Mme [H] ne justifie en effet nullement avoir indiqué au maître d'oeuvre une insuffisance des travaux de remise en état programmés dans ses appartements avant ou après réception des travaux. Il est pour le moins surprenant qu'elle ait dû avancer des travaux de couverture pour l'appartement du 3ème étage sans que ces travaux n'aient été envisagés par le maître d'oeuvre au titre de la remise en état. Aucun échange n'est rapporté avec le Cabinet [I] au sujet de ces travaux supplémentaires. Les seules factures produites ne permettent pas d'établir l'insuffisance des réparations mentionnées dans les factures relatives au chantier de remise en état sous le contrôle du Cabinet [I] ni de caractériser le lien avec le sinistre du 9 septembre 2008 des travaux complémentaires dont il est demandé remboursement.

Le jugement ne peut qu'être confirmé en ce qu'il a débouté Mme [H] de cette demande.

Les travaux restant à réaliser :

L'expert judiciaire, M. [T], a mis en évidence que des désordres étaient apparus, dans les appartements de Mme [H], après la réception des travaux du 23 mai 2011 en raison du caractère évolutif du tassement mal maîtrisé, et qu'ils étaient en lien direct et certain avec l'ouverture réalisée au rez-de-chaussée de l'immeuble par la société Manceau.

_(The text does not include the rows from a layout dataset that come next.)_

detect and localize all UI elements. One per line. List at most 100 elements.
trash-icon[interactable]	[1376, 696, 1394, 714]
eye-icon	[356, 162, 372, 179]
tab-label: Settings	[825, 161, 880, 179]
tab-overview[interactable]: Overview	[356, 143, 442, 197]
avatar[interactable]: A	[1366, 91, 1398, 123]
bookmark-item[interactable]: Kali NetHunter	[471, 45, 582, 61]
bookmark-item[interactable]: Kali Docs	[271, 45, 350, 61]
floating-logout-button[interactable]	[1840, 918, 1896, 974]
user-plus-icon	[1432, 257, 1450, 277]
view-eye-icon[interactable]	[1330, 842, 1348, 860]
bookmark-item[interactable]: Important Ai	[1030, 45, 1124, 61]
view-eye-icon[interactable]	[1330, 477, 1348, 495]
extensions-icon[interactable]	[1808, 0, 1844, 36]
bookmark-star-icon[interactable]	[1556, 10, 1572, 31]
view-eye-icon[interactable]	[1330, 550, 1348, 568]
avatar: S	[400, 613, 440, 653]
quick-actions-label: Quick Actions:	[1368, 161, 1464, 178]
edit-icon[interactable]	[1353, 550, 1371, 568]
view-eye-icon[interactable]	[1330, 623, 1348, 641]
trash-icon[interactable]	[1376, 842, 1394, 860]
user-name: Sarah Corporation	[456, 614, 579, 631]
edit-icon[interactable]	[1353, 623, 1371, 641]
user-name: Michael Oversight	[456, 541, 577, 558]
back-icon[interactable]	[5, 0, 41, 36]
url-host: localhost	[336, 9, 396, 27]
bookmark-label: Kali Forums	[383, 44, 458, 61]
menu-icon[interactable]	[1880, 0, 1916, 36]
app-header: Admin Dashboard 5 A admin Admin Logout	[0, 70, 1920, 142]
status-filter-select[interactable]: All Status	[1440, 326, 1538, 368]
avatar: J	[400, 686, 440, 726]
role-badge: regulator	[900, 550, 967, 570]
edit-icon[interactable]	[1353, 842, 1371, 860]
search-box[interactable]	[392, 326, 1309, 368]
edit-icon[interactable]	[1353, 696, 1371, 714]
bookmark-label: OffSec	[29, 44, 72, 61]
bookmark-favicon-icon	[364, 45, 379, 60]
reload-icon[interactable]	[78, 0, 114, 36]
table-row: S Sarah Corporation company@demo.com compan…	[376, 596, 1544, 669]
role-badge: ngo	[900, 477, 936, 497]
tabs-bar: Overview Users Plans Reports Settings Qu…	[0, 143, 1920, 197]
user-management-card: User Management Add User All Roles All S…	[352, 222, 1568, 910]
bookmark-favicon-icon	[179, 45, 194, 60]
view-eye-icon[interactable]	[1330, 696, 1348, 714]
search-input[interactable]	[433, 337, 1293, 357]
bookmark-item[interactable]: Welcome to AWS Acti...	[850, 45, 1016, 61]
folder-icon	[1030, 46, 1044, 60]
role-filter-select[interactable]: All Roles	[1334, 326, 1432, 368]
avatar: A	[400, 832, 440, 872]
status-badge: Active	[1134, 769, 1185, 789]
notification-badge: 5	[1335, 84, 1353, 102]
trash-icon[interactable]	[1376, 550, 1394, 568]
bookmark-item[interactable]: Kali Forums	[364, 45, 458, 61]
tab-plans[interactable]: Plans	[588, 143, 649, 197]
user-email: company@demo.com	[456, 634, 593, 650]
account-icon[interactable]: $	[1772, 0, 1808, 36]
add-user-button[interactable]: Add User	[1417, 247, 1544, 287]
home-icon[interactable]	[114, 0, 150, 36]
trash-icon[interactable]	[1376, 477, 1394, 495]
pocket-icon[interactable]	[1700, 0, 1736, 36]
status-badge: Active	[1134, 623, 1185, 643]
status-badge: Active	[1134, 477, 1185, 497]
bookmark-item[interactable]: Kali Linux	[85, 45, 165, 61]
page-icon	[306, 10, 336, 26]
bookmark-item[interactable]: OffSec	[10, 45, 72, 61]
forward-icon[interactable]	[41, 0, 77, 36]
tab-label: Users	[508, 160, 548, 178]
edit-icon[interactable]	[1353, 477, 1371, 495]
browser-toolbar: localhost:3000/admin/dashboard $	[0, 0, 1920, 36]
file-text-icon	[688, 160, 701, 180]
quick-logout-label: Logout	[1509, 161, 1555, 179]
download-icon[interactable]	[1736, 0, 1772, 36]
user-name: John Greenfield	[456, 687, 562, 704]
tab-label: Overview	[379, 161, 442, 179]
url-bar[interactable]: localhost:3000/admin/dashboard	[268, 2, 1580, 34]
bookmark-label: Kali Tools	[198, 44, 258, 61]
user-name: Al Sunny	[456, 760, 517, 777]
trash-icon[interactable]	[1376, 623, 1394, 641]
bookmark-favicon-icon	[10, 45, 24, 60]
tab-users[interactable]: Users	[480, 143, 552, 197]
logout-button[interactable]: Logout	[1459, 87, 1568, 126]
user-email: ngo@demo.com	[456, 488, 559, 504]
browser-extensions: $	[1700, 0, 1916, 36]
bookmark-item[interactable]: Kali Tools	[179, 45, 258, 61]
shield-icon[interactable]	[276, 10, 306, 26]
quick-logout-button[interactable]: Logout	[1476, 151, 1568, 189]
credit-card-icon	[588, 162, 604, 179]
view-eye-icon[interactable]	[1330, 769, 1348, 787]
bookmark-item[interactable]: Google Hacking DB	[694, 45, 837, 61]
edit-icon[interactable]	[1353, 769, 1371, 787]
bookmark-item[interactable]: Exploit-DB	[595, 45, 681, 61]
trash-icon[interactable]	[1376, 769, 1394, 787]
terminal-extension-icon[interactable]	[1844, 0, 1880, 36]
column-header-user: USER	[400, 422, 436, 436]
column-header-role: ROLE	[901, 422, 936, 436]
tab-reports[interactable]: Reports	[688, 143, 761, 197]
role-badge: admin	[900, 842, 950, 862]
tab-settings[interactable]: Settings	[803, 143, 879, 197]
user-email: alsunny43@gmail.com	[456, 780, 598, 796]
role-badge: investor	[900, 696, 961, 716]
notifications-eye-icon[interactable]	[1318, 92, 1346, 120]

Il a retenu le devis de la société Nicol présenté par Mme [H], en date du 14 février 2013, qu'il a actualisé sur la base de l'indice BT01 du bâtiment, pour chiffrer le montant de la réparation de ces désordres à 7 500 euros.

Le tribunal qui ne disposait pas des conclusions de l'expert a débouté Mme [H] de cette demande.

La SCI Cyrymo considère que le lien de causalité entre ces travaux et l'affaissement du mur n'est pas établi pour l'ensemble des travaux, soulignant que l'expert a indiqué que certains désordres signalés relevaient de l'ancienneté de la construction et non du sinistre survenu le 9 septembre 2008.

La société Manceau et la SMABTP concluent au débouté de Mme [H], soutenant que l'expert n'a pas avalisé le montant des travaux et qu'il n'est pas démontré que ces travaux de reprise ne soient pas la conséquence unique des travaux de reprise du champignon lignivore.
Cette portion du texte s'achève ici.